The researchers used a range of heuristics to identify behaviors indicating either positive or negative engagement. A few included tapping on content to engage with it further (a positive response), listening to a song for a long duration (another positive response), or interrupting content provided by an intelligent assistant and manually selecting different content (a negative response). Those signals were selectively harvested in a “privacy-preserving manner” to automatically produce ground truth annotations, and they were subsequently combined with coarse-grained labels provided by human annotators.
In order to incorporate the coarse-grained labels and the inferred fine-grained labels into an AI model, the paper’s coauthors devised a multi-task learning framework that treats coarse-grained and fine-grained entity labeling as two tasks. Additionally, they incorporated an external knowledge base validator consisting of entities and their relations. Given the prediction “something” as a music title and “the Beatles” as a music artist for the query “Play something by the Beatles,” the validator would perform a lookup for the top label alternatives and send them to a component that would re-rank the predictions and return the best alternative.
June 5th: The AI Audit in NYC
Join us next week in NYC to engage with top executive leaders, delving into strategies for auditing AI models to ensure fairness, optimal performance, and ethical compliance across diverse organizations. Secure your attendance for this exclusive invite-only event.
The researchers conducted two separate test sets to evaluate the tasks performed by the multi-task model, which they compiled by randomly sampling from the production system and hand-annotating with ground truth labels. They say that across 21 model runs, adding 260,000 training examples “consistently” reduced the coarse-grained entity error rate on a prediction task compared with the baseline for all amounts of human-annotated data. Moreover, they report that adding weakly supervised fine-grained data had a larger impact when there was a relatively small amount of human-annotated data (5,000 examples). Lastly, they report that for examples where any of the top model hypotheses passed the knowledge base validator, the fine-grained entity error rate dropped by around 50%.
In another experiment, the team sought to determine whether more granular representations of the user’s intent would increase the likelihood of the system selecting the correct action. They sampled roughly 5,000 “play music” commands containing references to multiple bands, artists, and songs and sent them through a system incorporating their framework, after which they asked annotators to grade the response returned by the system as “satisfactory” or “unsatisfactory.” The results produced by the enhanced system achieved a relative task error rate reduction of 24.64%, the researchers report.

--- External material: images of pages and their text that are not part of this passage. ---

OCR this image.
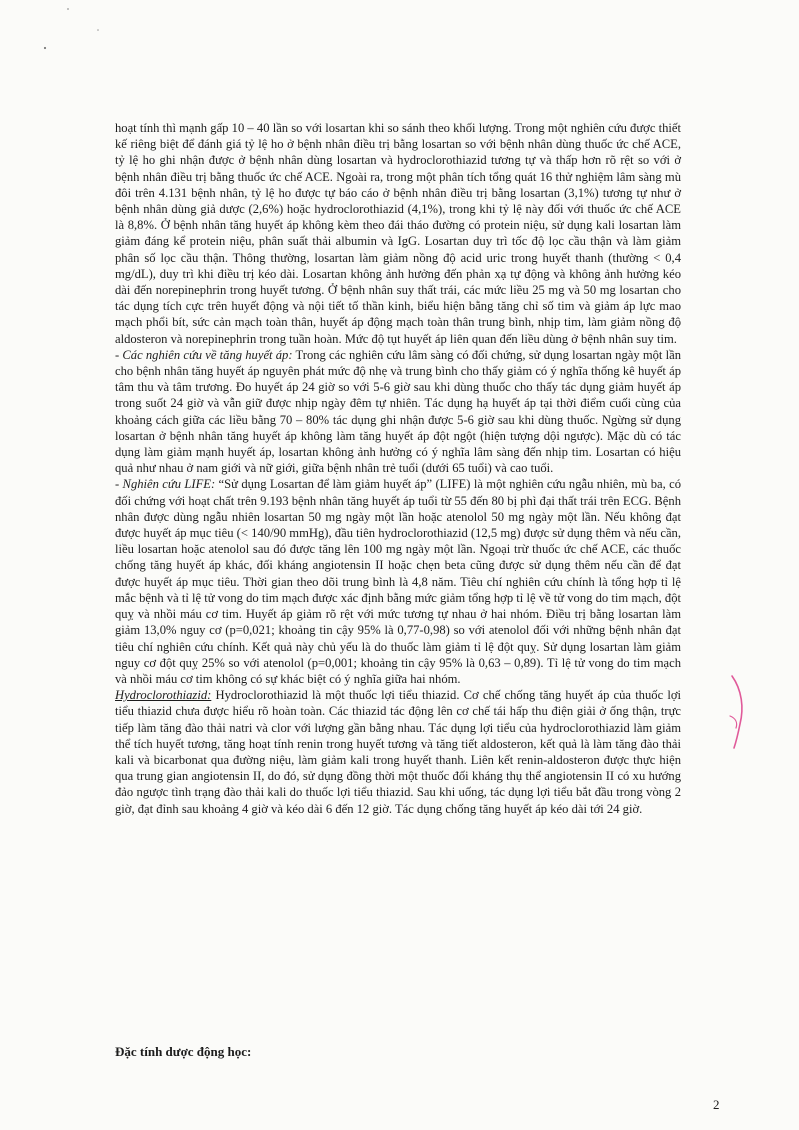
hoạt tính thì mạnh gấp 10 – 40 lần so với losartan khi so sánh theo khối lượng. Trong một nghiên cứu được thiết kế riêng biệt để đánh giá tỷ lệ ho ở bệnh nhân điều trị bằng losartan so với bệnh nhân dùng thuốc ức chế ACE, tỷ lệ ho ghi nhận được ở bệnh nhân dùng losartan và hydroclorothiazid tương tự và thấp hơn rõ rệt so với ở bệnh nhân điều trị bằng thuốc ức chế ACE. Ngoài ra, trong một phân tích tổng quát 16 thử nghiệm lâm sàng mù đôi trên 4.131 bệnh nhân, tỷ lệ ho được tự báo cáo ở bệnh nhân điều trị bằng losartan (3,1%) tương tự như ở bệnh nhân dùng giả dược (2,6%) hoặc hydroclorothiazid (4,1%), trong khi tỷ lệ này đối với thuốc ức chế ACE là 8,8%. Ở bệnh nhân tăng huyết áp không kèm theo đái tháo đường có protein niệu, sử dụng kali losartan làm giảm đáng kể protein niệu, phân suất thải albumin và IgG. Losartan duy trì tốc độ lọc cầu thận và làm giảm phân số lọc cầu thận. Thông thường, losartan làm giảm nồng độ acid uric trong huyết thanh (thường < 0,4 mg/dL), duy trì khi điều trị kéo dài. Losartan không ảnh hưởng đến phản xạ tự động và không ảnh hưởng kéo dài đến norepinephrin trong huyết tương. Ở bệnh nhân suy thất trái, các mức liều 25 mg và 50 mg losartan cho tác dụng tích cực trên huyết động và nội tiết tố thần kinh, biểu hiện bằng tăng chỉ số tim và giảm áp lực mao mạch phổi bít, sức cản mạch toàn thân, huyết áp động mạch toàn thân trung bình, nhịp tim, làm giảm nồng độ aldosteron và norepinephrin trong tuần hoàn. Mức độ tụt huyết áp liên quan đến liều dùng ở bệnh nhân suy tim.

- Các nghiên cứu về tăng huyết áp: Trong các nghiên cứu lâm sàng có đối chứng, sử dụng losartan ngày một lần cho bệnh nhân tăng huyết áp nguyên phát mức độ nhẹ và trung bình cho thấy giảm có ý nghĩa thống kê huyết áp tâm thu và tâm trương. Đo huyết áp 24 giờ so với 5-6 giờ sau khi dùng thuốc cho thấy tác dụng giảm huyết áp trong suốt 24 giờ và vẫn giữ được nhịp ngày đêm tự nhiên. Tác dụng hạ huyết áp tại thời điểm cuối cùng của khoảng cách giữa các liều bằng 70 – 80% tác dụng ghi nhận được 5-6 giờ sau khi dùng thuốc. Ngừng sử dụng losartan ở bệnh nhân tăng huyết áp không làm tăng huyết áp đột ngột (hiện tượng dội ngược). Mặc dù có tác dụng làm giảm mạnh huyết áp, losartan không ảnh hưởng có ý nghĩa lâm sàng đến nhịp tim. Losartan có hiệu quả như nhau ở nam giới và nữ giới, giữa bệnh nhân trẻ tuổi (dưới 65 tuổi) và cao tuổi.

- Nghiên cứu LIFE: “Sử dụng Losartan để làm giảm huyết áp” (LIFE) là một nghiên cứu ngẫu nhiên, mù ba, có đối chứng với hoạt chất trên 9.193 bệnh nhân tăng huyết áp tuổi từ 55 đến 80 bị phì đại thất trái trên ECG. Bệnh nhân được dùng ngẫu nhiên losartan 50 mg ngày một lần hoặc atenolol 50 mg ngày một lần. Nếu không đạt được huyết áp mục tiêu (< 140/90 mmHg), đầu tiên hydroclorothiazid (12,5 mg) được sử dụng thêm và nếu cần, liều losartan hoặc atenolol sau đó được tăng lên 100 mg ngày một lần. Ngoại trừ thuốc ức chế ACE, các thuốc chống tăng huyết áp khác, đối kháng angiotensin II hoặc chẹn beta cũng được sử dụng thêm nếu cần để đạt được huyết áp mục tiêu. Thời gian theo dõi trung bình là 4,8 năm. Tiêu chí nghiên cứu chính là tổng hợp tỉ lệ mắc bệnh và tỉ lệ tử vong do tim mạch được xác định bằng mức giảm tổng hợp tỉ lệ về tử vong do tim mạch, đột quỵ và nhồi máu cơ tim. Huyết áp giảm rõ rệt với mức tương tự nhau ở hai nhóm. Điều trị bằng losartan làm giảm 13,0% nguy cơ (p=0,021; khoảng tin cậy 95% là 0,77-0,98) so với atenolol đối với những bệnh nhân đạt tiêu chí nghiên cứu chính. Kết quả này chủ yếu là do thuốc làm giảm tỉ lệ đột quỵ. Sử dụng losartan làm giảm nguy cơ đột quỵ 25% so với atenolol (p=0,001; khoảng tin cậy 95% là 0,63 – 0,89). Tỉ lệ tử vong do tim mạch và nhồi máu cơ tim không có sự khác biệt có ý nghĩa giữa hai nhóm.

Hydroclorothiazid: Hydroclorothiazid là một thuốc lợi tiểu thiazid. Cơ chế chống tăng huyết áp của thuốc lợi tiểu thiazid chưa được hiểu rõ hoàn toàn. Các thiazid tác động lên cơ chế tái hấp thu điện giải ở ống thận, trực tiếp làm tăng đào thải natri và clor với lượng gần bằng nhau. Tác dụng lợi tiểu của hydroclorothiazid làm giảm thể tích huyết tương, tăng hoạt tính renin trong huyết tương và tăng tiết aldosteron, kết quả là làm tăng đào thải kali và bicarbonat qua đường niệu, làm giảm kali trong huyết thanh. Liên kết renin-aldosteron được thực hiện qua trung gian angiotensin II, do đó, sử dụng đồng thời một thuốc đối kháng thụ thể angiotensin II có xu hướng đảo ngược tình trạng đào thải kali do thuốc lợi tiểu thiazid. Sau khi uống, tác dụng lợi tiểu bắt đầu trong vòng 2 giờ, đạt đỉnh sau khoảng 4 giờ và kéo dài 6 đến 12 giờ. Tác dụng chống tăng huyết áp kéo dài tới 24 giờ.

Đặc tính dược động học:
2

They leave to future work exploring using individual users’ engagement behaviors to improve personalization.
“We observe that our model improves user-facing results especially for requests that contain difficult or unusual language patterns,” wrote the coauthors. “For example, the enhanced system correctly handles queries such as ‘Can you play Malibu from Miley Cyrus new album’ and ‘Play Humble through my music Kendrick Lamar.’ Also, the enhanced model identifies entities that users are more likely to refer to in cases of genuine linguistic ambiguity. For example, in ‘Play one by Metallica,’ ‘one’ could either be a non-entity token (meaning play any song by Metallica), or it refer specifically to the song called ‘One’ by ‘Metallica.’ Since most users listen to the song ‘One’ by the ‘Metallica’ whenever they say ‘Play one by Metallica,’ our model trained on engagement-annotated data will learn to predict ‘one’ as [the music title], thus better capturing trends and preferences in our user population.”
The work comes on the heels of a paper describing Apple’s Overton, an AI development tool whose models have processed “billions” of queries. Separately, the Cupertino company recently studied whether users preferred conversing with “chattier” AI assistants.